Judge Peter Carr was told that Lishman, who served with Northamptonshire Police between 1995 and 2002, was linked to a string of other offences after detectives who arrested him found a camera memory card hidden in one of his socks.
The card contained images showing Lishman posing indecently near an eight-year-old girl, who had been ‘blindfolded’ using a pair of taped-up goggles in the back of his dog-grooming van.
Passing sentence at Coventry Crown Court, Judge Carr told Lishman: ‘About ten years or so ago, you began what can only be described as your systematic sexual abuse of your victims, who were in the main very young children.’
The judge said it would be not be an exaggeration to describe Lishman as every parent’s worst nightmare, telling the former special and regular police constable: ‘You are in my view an intelligent, but also cunning, devious and extremely plausible man.’
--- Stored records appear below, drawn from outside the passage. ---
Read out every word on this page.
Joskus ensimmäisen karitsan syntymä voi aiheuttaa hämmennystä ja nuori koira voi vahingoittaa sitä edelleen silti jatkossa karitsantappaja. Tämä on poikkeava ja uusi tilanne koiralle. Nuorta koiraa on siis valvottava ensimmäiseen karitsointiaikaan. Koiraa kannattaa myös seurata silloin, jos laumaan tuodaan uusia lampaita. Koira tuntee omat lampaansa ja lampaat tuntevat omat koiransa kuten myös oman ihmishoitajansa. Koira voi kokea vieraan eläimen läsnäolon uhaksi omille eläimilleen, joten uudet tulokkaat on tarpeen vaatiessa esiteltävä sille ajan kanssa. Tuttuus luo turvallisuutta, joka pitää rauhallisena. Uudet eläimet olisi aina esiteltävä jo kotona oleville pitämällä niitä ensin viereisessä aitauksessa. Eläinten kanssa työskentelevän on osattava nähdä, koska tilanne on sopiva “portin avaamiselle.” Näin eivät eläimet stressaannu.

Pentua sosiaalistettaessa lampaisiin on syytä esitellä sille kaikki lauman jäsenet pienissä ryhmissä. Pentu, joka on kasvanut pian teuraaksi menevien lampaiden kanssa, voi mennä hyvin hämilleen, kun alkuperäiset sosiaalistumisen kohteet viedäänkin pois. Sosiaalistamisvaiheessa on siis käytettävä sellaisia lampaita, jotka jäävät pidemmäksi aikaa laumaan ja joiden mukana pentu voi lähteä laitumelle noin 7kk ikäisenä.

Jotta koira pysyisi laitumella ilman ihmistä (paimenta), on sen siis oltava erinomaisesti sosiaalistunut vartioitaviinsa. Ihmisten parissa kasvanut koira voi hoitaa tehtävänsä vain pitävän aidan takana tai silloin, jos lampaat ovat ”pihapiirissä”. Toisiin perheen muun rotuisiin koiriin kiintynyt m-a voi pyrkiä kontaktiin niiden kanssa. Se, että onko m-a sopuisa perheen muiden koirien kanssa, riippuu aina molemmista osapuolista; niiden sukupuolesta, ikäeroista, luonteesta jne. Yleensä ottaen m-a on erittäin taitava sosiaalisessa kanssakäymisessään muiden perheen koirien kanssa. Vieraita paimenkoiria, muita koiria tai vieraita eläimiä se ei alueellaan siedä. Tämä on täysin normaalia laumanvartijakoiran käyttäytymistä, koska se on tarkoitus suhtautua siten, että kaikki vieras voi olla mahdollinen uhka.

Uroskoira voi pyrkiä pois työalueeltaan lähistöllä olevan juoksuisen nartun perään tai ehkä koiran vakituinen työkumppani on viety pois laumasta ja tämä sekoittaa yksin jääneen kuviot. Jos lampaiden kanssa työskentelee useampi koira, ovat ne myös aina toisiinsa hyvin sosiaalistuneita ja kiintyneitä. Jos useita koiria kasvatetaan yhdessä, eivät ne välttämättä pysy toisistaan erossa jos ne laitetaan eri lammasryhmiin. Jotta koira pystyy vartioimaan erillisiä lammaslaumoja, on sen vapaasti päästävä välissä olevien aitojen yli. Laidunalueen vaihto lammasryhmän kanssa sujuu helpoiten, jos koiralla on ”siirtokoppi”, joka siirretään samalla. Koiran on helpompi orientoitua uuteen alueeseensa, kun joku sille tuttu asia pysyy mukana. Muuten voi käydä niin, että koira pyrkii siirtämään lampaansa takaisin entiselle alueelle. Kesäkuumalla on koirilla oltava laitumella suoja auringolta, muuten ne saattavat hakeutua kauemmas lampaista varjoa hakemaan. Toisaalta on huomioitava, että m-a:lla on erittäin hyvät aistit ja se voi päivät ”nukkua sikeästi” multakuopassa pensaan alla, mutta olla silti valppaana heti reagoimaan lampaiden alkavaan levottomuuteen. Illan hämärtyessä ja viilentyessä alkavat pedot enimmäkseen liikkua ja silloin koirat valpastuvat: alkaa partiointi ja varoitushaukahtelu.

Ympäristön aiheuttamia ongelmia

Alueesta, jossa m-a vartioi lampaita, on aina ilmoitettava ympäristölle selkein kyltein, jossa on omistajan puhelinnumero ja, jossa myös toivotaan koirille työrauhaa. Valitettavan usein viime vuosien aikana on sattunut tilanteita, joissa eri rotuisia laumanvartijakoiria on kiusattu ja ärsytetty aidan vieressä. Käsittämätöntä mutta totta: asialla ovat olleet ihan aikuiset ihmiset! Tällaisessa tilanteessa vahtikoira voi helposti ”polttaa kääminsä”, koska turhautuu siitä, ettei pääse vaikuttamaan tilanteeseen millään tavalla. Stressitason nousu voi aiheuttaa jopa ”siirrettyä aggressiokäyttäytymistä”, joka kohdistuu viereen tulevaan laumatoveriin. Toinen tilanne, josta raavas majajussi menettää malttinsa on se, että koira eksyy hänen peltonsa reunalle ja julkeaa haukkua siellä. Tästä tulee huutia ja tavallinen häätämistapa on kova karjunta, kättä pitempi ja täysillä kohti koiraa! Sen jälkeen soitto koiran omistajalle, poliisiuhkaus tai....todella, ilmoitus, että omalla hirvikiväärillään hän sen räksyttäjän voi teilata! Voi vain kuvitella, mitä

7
Judge Carr added that Lishman had left many of his victims too frightened to go out and also led parents to wrongly blame themselves for what had happened to their children.
The court heard that Lishman, who showed no emotion as he was sentenced, targeted girls aged between eight and 14, two young boys, and a woman aged in her 20s. The offences took place between early 2001 and February 2010 and all but one was committed in Northamptonshire.
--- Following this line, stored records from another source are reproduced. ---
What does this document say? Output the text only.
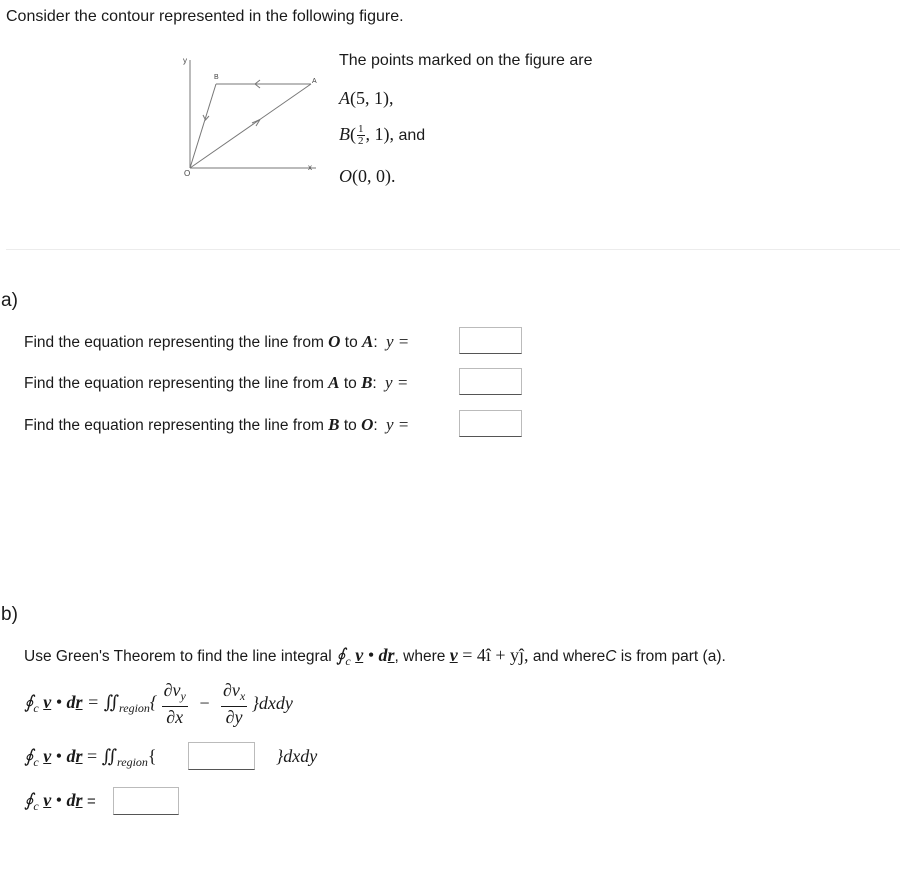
Consider the contour represented in the following figure.
y
x
O
B
A
The points marked on the figure are
A(5, 1),
$B( \frac{1}{2}$ , 1), and
O(0, 0).
a)
Find the equation representing the line from O to A: y =
Find the equation representing the line from A to B: y =
Find the equation representing the line from B to O: y =
b)
Use Green's Theorem to find the line integral $∮_c$ v • dr, where v = 4î + yĵ, and whereC is from part (a).
$∮_c$ v • dr = $∬_{region}\{ \frac{\partial v_y}{\partial x} - \frac{\partial v_x}{\partial y}$ }dxdy
$∮_c$ v • dr = $∬_{region}${	}dxdy
$∮_c$ v • dr =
In a statement issued after Lishman was jailed, Northamptonshire Police confirmed that he was required to resign from the force in 2002 after a woman made sexual allegations against him.
Speaking outside the court, Detective Inspector Steve Woliter appealed for other possible victims to come forward.
The officer, who led the inquiry, said: ‘Over the years, Daniel Lishman sought the company and attention of children and put himself in a position of trust.
‘He took up forms of employment with TV licensing and as a mobile dog groomer to gain people’s trust and then abused this.
‘We cannot rule out the possibility that there are other victims who have not yet come forward.’
Classing Lishman’s crimes as heinous, the officer added: ‘He enjoyed being in authority. He enjoyed being taken into people’s confidence and being able to abuse children.’
Asked about the paedophile’s service as a police officer, Mr Woliter told reporters:
‘Lishman was required to resign from our organisation in 2002.
‘He had served some time as a special constable and also as a police constable.
‘In May 2001, a female adult made a number of sexual allegations against Lishman. He was disciplined for that and the highest sanction possible was taken.
‘From the timescales that we have got from one of his first victims, it would appear that at that time Lishman was also a serving police officer.’
Detective Inspector Peter Hill, the officer in charge of the investigation into the offence committed in Warwickshire, said the life sentence handed to Lishman underlined the significance of his offending.
Mr Hill observed: ‘Throughout several days of police interviews following his initial arrest, Lishman refused to answer questions put to him and as a result the victims and witnesses had to go through the ordeal of taking part in an identification procedure.
‘We would not be in the position we are in now were it not for the strength and courage of these witnesses.’